Weapons.Weapons that could cause a level of destruction we didn't understand. We hadn't even come up with a plan to face the Amentium cannons and now this. I'd felt safe with the dragon, but if my father possessed their minds, could turn the force of their fire onto our soldiers, I didn't know what we could do. Lennox and I could use ice, but we'd drain our magic, then the cannons would shoot. God, we were doomed.
Sai released a breath, as if he'd followed the trail of my emotions and my hopelessness had settled into him. A sinking feeling that this was all for nothing plummeted into me as we drifted into the dark.
* * *
The new camp was in the shadow of Kali’s caves next to the Alegre city’s ruins. We’d arrived the night before when Margo approached me as I stepped out of my tent. She dragged me away. Sai frowned, a question in his eyes, but I waved him off. If it was another siren, I might appreciate his intervention, but Margo was almost a sister to me.
We stepped through the milling war camp, and she pulled me up a hill where we could see the Alegre city’s broken remains. Now burnt and charred, the city had once been full of colors if it was anything like the underground version in the caves. An eerie stillness lingered around the space. It was full of ancient blackened buildings, their remains like cracked shells of what once was. Of what we might all become soon.
"We have a problem." Margo was uncharacteristically serious, her brow bunched.
"With the sirens?" I tried to keep a groan out of my voice. I didn't have the energy to spare for the group I wished I could rid myself of.
"No, much more serious. Soldiers have left through the night."
"What?"
She shook her head. "Eldrick was discussing it with Lennox and… Lira, I think we're in trouble."
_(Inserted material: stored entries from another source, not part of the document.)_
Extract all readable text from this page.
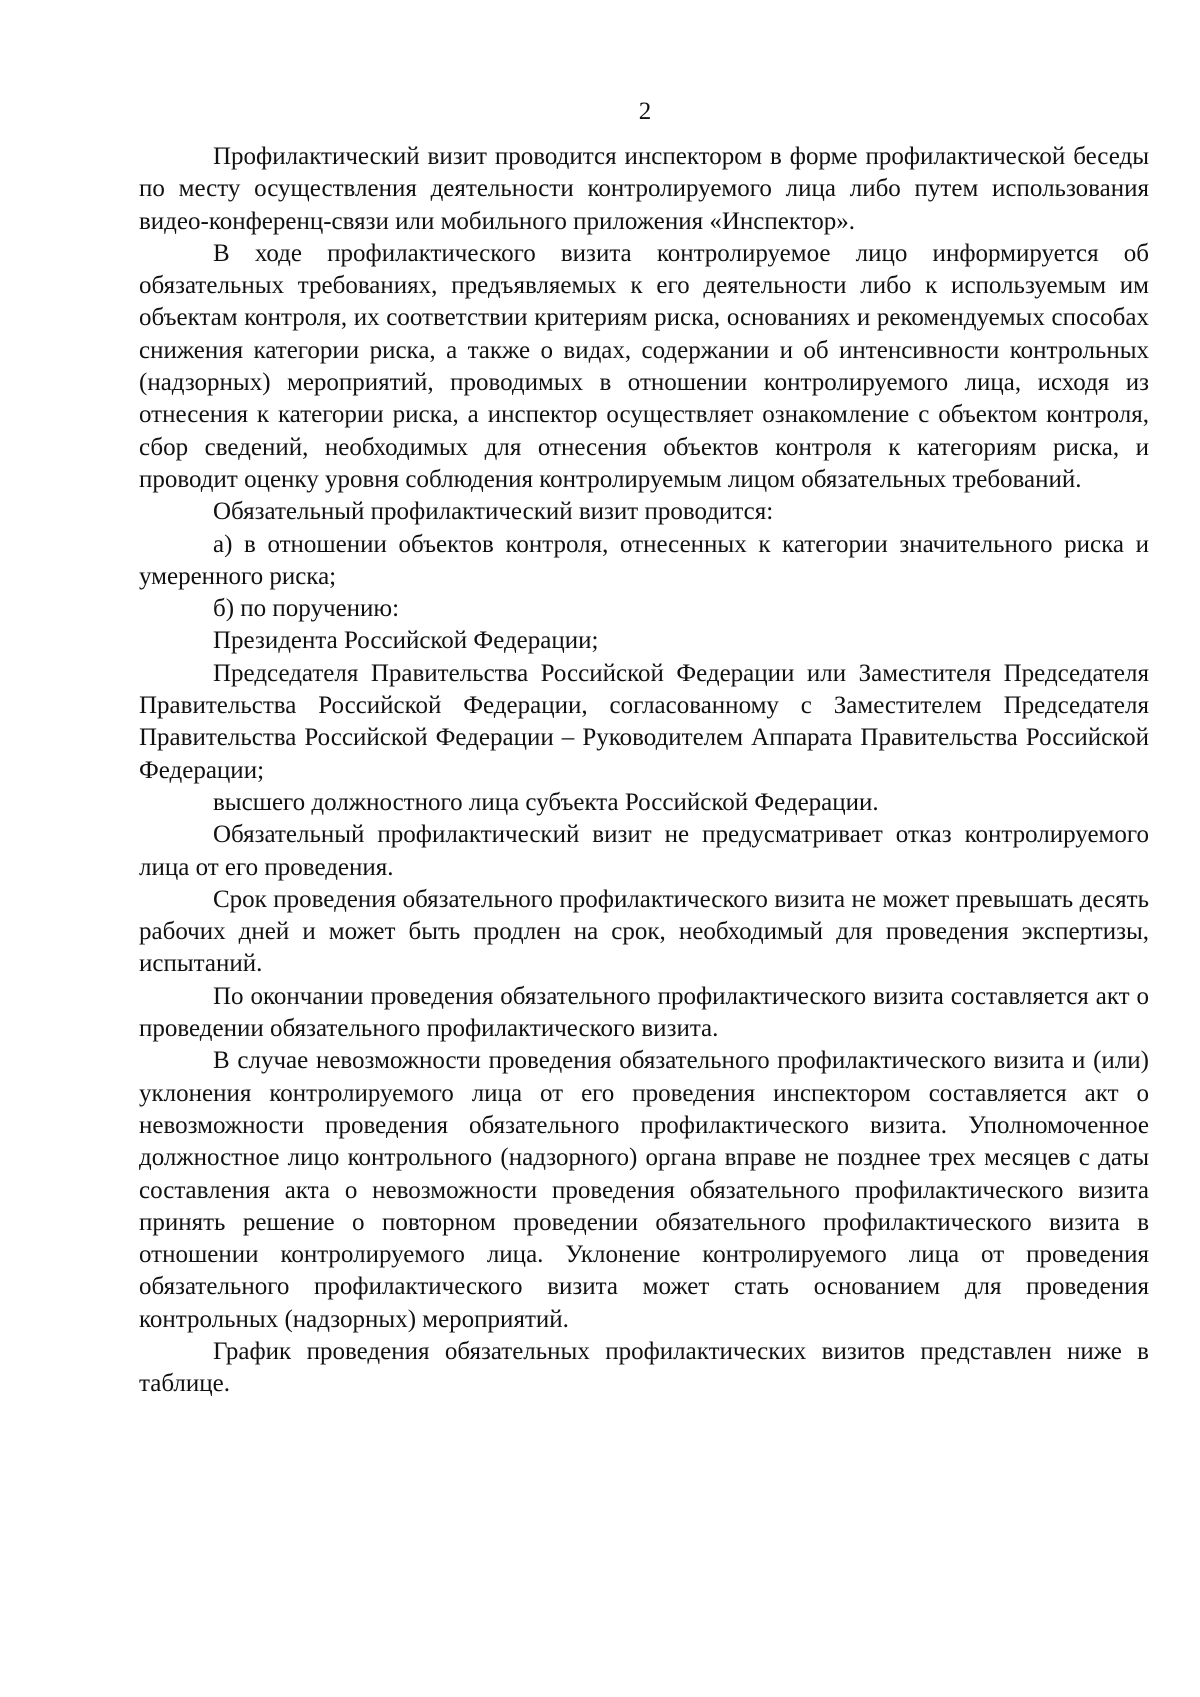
2

Профилактический визит проводится инспектором в форме профилактической беседы по месту осуществления деятельности контролируемого лица либо путем использования видео-конференц-связи или мобильного приложения «Инспектор».

В ходе профилактического визита контролируемое лицо информируется об обязательных требованиях, предъявляемых к его деятельности либо к используемым им объектам контроля, их соответствии критериям риска, основаниях и рекомендуемых способах снижения категории риска, а также о видах, содержании и об интенсивности контрольных (надзорных) мероприятий, проводимых в отношении контролируемого лица, исходя из отнесения к категории риска, а инспектор осуществляет ознакомление с объектом контроля, сбор сведений, необходимых для отнесения объектов контроля к категориям риска, и проводит оценку уровня соблюдения контролируемым лицом обязательных требований.

Обязательный профилактический визит проводится:

а) в отношении объектов контроля, отнесенных к категории значительного риска и умеренного риска;

б) по поручению:

Президента Российской Федерации;

Председателя Правительства Российской Федерации или Заместителя Председателя Правительства Российской Федерации, согласованному с Заместителем Председателя Правительства Российской Федерации – Руководителем Аппарата Правительства Российской Федерации;

высшего должностного лица субъекта Российской Федерации.

Обязательный профилактический визит не предусматривает отказ контролируемого лица от его проведения.

Срок проведения обязательного профилактического визита не может превышать десять рабочих дней и может быть продлен на срок, необходимый для проведения экспертизы, испытаний.

По окончании проведения обязательного профилактического визита составляется акт о проведении обязательного профилактического визита.

В случае невозможности проведения обязательного профилактического визита и (или) уклонения контролируемого лица от его проведения инспектором составляется акт о невозможности проведения обязательного профилактического визита. Уполномоченное должностное лицо контрольного (надзорного) органа вправе не позднее трех месяцев с даты составления акта о невозможности проведения обязательного профилактического визита принять решение о повторном проведении обязательного профилактического визита в отношении контролируемого лица. Уклонение контролируемого лица от проведения обязательного профилактического визита может стать основанием для проведения контрольных (надзорных) мероприятий.

График проведения обязательных профилактических визитов представлен ниже в таблице.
I didn't know how to tell her we'd been in trouble for some time. Elisa had spent the last day working with the Amentium and found no way to connect to its magic or subdue it, there was an army filled with stolen and dangerous powers ready to destroy us, and no one was coming up with strategies to deal with it.
A tap of magic stole me out of my panic.We're having a meeting. You'll want to attend, I think.
Okay.
"Sai is calling me," I said. "There's a meeting. Listen, can you convince the sirens to stay, do you think?" Luz had determined that most of the sirens in my group were loyal enough to me.Not loyal, they'd said,but loyal enough.The group planned to use their magic to help us. I wasn't sure if they would follow through, but it was part of the only hope we had.
"Oh, they're not going anywhere." Margo perched her fists on her hips and smirked at me.
"Why?"
She shrugged her shoulders. "I told them that if any of them abandoned the cause, you'd drain their magic and kill them."
"What? Margo, I wouldn't do that!"
Her smile grew. "Yeah, but they don't know that. Good luck at your meeting." She walked away before I could reply.
I wanted to scream in frustration. Great, I was now compelling others to use their magic against their will by threatening them, just like my father.
I marched glumly to the tent where the leaders gathered and found Sai who stood next to Lennox and Shaan. Sai curled an arm around my waist without breaking his attention from the others in the room. The Maharani stood next to the Alegre King who'd left the caves along with a few dozen of the highest-ranking soldiers in his army to help with strategy.
But the faces within the space were grim. Eldrick stood in the corner, and even he looked tired and discouraged. It was like we all played through our inevitable loss on loop until it stole our hope. The Maharani met my eyes, and I pressed my hands together and offered a partial bow. She nodded, a small smile touching her lips before it fell away again.
General Daksh narrowed his eyes. "Nearly five hundred soldiers gone overnight."
"They're afraid," Sai said. "Rumors of the dragons and the magic stealing metal have us all uneasy."
Daksh inclined his head but glared at Lennox. "Nearly all the soldiers who abandoned are Seelie."
Lennox's lips thinned, and he lowered his face. It was true then. More Seelie had joined us, but if we'd lost almost five hundred that meant most of those and some of the initial joiners had left. They believed we wouldn’t succeed.
"What information might they return to their king?" General Daksh asked.
"They weren't spies," Lennox said carefully. "Afraid, yes. Cowards, perhaps. Luz tested the intentions of every one of them." Lennox gestured to Luz who stood in the corner near Eldrick, assessing the room. Their expression made me swallow and press my face to Sai’s arm. They picked up on emotions that had them tensed and appearing ready to draw a weapon.
Wind blew in, fluttering the tent flaps.
Lennox brushed a strand of hair out of his face. "Plus, we've had Alegre troops in the camp. If they'd suspected anything off with the Seelie troops, they would have reported it."